İNSANOĞLUNUN ACIMASIZLIĞI: DÜZ DÜNYACILAR-Hasan Akarsu

Sezgin Kaymaz 1962 Sinop doğumlu olup birçok üniversiteye girip bitiremeden ayrılır. Oyuncu ve teknik direktör olarak hentbolla uğraşır, takımlarda görev alır, sporla ilgilenir. Düz Dünyacılar, yazarın yeni romanıdır ve felsefi bir derinlik taşır. Porsche marka arabayla arsa bakmaya giderken kaza yapıp öteki dünyaya giden Ali Ulvi ile Kenan’ın Cebrail melekle konuşmalarıyla başlar roman. Melek anlatır Varlığa: “Hepsi kendisidir”. Kendi olan ise Düz Dünyacı’dır. Sonlu varlıktır sonsuzluğu anlayan. Her varlığın bir hakkı vardır. Eşek, kuş, balık, köpek, insan vb. hakları ayrımı yoktur. “Düz bakınca düz görünür her şey.” Düz bakış kör bakıştır. Düz Dünyacılar, kandırır, aldatır, sömürür ve ezer. İnsan bugün de olgunluğa erişememiştir. Bir rahip sorgulandığında, kilisede birçok çocuğa tecavüz ettiği anlaşılır sözgelimi.
İnsanoğlunun Acımasızlığı
Yazar, romanda arkadaş olan üç köpeğin öyküsünü anlatır. Dişi köpek doğurgan olup adı Betül’dür. Yıkıntı bir evin bahçesinde sekiz yavru doğurur. Ona eşlik eden dostu Nejat, iri kıyım bir köpektir. Yavruların babası da Timuçin’dir. Nejat, iktidarsız olarak tanıtılır. İri kıyım olduğu için diğerleri onun koruması altında yaşamak ister. Betül, su ister Nejat’tan. O da su aramaya çıkar. Daha sonra ona Timuçin de yetişir ve birlikte su ararlar. Duvarlarla çevrilmiş bir inşaat alanına on metre yükseklikten su için atladıklarında sakatlandıkları gibi su da bulamazlar. Yakındaki apartmanlardan iri iki köpeği gören insanlar, onlara taş attıkları gibi belediyeye de haber verirler. Yüklenici Muzaffer Çullukçu da köpekleri görür, tabancayla vurmak ister. Belediye ekipleri gelip iki köpeği de öldürür. Onların havlama seslerini duyan Betül de uluyup yerini belli eder. Bir ustabaşı onu öldürdüğü gibi yavrularını da bulup bahçeye fırlatır.
Olaylar Ankara’da geçer ve yazar, köpekleri sokaklarda dolaştırırken onların iç dünyalarını ve insanoğlunun acımasızlığını da başarıyla yansıtır.

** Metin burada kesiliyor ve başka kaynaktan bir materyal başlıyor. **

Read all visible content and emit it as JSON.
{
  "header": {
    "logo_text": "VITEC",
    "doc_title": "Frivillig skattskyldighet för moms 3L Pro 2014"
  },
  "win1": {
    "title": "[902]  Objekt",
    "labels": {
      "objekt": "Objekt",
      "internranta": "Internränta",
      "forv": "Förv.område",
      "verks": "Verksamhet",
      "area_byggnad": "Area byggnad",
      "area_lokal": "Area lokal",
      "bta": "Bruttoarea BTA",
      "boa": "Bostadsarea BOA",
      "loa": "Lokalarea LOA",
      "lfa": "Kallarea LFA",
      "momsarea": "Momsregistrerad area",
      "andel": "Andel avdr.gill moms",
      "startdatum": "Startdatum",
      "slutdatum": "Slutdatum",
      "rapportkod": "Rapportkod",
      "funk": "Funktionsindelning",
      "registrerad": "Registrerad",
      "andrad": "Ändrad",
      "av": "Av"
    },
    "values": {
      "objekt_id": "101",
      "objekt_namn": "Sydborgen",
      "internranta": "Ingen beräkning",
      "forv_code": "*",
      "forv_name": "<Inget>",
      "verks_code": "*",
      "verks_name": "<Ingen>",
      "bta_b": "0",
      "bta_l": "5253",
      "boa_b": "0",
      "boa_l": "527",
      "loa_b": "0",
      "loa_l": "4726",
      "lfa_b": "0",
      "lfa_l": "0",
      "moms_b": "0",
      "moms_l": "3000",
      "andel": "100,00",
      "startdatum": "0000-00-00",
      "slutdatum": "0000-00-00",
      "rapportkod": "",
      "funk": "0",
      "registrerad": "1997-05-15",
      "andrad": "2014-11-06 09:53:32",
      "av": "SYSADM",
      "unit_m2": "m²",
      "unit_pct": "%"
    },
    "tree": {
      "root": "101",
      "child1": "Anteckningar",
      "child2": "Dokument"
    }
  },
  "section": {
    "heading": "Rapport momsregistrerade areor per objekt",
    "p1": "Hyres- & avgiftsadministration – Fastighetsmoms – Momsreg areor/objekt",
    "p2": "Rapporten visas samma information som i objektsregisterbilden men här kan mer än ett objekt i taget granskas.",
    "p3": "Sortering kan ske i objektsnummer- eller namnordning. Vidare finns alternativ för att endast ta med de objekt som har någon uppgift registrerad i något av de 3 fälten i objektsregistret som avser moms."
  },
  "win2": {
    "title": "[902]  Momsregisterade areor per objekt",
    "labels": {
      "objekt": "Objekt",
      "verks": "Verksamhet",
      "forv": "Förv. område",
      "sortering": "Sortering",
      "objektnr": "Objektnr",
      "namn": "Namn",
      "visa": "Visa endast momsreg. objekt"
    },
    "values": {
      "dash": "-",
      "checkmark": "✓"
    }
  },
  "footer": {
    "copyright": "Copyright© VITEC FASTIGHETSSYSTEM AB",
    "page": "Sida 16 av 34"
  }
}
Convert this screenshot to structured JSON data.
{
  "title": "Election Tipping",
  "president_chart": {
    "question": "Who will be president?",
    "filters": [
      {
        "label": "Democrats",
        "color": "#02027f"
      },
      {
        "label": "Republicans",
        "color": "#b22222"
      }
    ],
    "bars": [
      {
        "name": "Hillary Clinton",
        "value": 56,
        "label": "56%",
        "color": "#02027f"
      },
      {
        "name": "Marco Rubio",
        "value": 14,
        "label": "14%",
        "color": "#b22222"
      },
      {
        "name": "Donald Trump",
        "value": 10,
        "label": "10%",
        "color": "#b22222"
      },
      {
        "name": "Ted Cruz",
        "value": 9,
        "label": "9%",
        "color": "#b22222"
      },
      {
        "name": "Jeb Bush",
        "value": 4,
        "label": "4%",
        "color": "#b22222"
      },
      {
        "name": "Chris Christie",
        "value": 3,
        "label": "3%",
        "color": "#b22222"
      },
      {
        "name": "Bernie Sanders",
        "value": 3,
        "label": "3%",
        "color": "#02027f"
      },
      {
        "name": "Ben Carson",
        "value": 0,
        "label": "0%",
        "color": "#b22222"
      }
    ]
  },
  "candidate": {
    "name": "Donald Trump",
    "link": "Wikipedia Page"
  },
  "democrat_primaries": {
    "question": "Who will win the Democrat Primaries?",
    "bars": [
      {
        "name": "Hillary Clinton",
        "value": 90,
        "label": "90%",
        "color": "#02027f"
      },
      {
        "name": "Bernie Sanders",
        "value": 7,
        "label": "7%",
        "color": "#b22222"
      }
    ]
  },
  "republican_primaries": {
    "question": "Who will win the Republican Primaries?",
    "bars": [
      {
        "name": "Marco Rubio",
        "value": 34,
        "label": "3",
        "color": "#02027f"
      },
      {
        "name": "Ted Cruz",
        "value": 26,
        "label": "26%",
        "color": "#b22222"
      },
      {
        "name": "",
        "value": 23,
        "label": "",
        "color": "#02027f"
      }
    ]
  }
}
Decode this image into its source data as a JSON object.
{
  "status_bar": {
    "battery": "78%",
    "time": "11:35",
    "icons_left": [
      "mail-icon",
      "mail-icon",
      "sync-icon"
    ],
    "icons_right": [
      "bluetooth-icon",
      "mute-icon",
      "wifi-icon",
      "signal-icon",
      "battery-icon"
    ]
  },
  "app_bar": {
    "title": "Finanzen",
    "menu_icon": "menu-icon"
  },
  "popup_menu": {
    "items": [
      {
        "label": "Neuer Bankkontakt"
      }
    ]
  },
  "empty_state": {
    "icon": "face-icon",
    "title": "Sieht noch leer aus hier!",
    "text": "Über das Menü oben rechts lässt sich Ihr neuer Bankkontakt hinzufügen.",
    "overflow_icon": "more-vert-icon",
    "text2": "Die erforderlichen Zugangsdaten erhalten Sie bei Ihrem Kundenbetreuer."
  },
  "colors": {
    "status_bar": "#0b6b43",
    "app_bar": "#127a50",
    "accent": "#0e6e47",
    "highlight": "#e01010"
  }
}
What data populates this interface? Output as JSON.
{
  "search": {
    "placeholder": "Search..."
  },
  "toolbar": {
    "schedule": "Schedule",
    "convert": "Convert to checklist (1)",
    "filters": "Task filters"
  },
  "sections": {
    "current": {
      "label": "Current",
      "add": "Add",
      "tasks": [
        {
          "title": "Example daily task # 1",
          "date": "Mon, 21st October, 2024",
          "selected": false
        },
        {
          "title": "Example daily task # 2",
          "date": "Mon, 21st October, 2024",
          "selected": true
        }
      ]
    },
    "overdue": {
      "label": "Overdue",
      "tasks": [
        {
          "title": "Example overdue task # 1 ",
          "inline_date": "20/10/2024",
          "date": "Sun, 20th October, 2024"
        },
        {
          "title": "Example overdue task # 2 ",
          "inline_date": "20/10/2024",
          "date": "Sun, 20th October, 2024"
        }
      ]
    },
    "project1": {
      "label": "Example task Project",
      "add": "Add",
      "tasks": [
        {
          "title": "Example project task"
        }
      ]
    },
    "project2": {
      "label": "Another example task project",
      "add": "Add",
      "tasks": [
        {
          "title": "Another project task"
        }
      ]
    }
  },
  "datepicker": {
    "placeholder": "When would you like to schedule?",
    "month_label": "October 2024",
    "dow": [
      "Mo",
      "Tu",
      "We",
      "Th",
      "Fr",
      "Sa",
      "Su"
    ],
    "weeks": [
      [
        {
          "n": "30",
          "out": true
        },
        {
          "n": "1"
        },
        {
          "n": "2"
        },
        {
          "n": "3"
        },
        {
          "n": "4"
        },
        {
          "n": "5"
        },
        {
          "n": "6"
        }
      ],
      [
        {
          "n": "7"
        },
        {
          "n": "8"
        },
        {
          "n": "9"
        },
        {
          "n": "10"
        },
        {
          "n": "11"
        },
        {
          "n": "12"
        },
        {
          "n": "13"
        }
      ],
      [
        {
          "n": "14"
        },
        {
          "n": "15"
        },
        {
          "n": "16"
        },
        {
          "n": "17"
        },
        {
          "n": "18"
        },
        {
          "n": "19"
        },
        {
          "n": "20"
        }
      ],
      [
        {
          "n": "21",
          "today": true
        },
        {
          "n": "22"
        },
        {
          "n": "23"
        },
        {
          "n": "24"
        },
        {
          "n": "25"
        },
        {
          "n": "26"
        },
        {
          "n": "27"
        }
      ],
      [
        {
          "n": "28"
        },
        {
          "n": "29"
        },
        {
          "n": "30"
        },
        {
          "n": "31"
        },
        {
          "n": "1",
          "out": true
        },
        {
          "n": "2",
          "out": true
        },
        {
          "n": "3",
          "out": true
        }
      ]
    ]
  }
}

Böylece insanın olgunluğa erişmesi gerektiğini vurgular. “İnsan eşref ve kâmil olamamıştır.” Düz Dünyacı olan da bunu bilir. Dünya bir okuldur. İnsanlar dünyaya iyi adam olsun diye gönderilir. Boşlukta kalan bir şey yoktur dünyada. Görünmeyeni görebilmek önemlidir. Yok olan bir şey de görülemez. Varlıklar birbirinden ayrılamaz. Olayların sonunda öldürülmeden önce insanoğlunun iyiliğine inanan Betül de yanıldığını anlar ve insanoğlunun kötü olduğunu savunan Nejat’ın haklı olduğunu anlar. Yazarın vurguladığı gibi: “Kurt, çakal bir, çalı çiçek bir, dal budak bir, ağaç orman bir, orman insan bir, her şey birdir meğer…” (s.200). Yazar görüşlerini ünlülerin sözlerini alıntılayıp pekiştirir ayrıca. Sözgelimi Mevlana’nın şu dizelerini alır: “Daima bizler tanık olmaktayız/ İnsan ejder sanki, açmış bin ağız” (s.213).
Yazar, Sezgin Kaymaz, “Düz Dünyacılar” romanında insanın olgunlaşamadığını, acımasız olduğunu, köpeklere yapılan işkenceyle, “recm” ile anlatır. Köpekleri konuşturarak romanı çekici bir duruma getirir. Alışılmışın dışında bir roman olduğunu belirtmeliyiz.
(*) Düz Dünyacılar-Sezgin Kaymaz, Roman, İletişim, 2023, 228 s.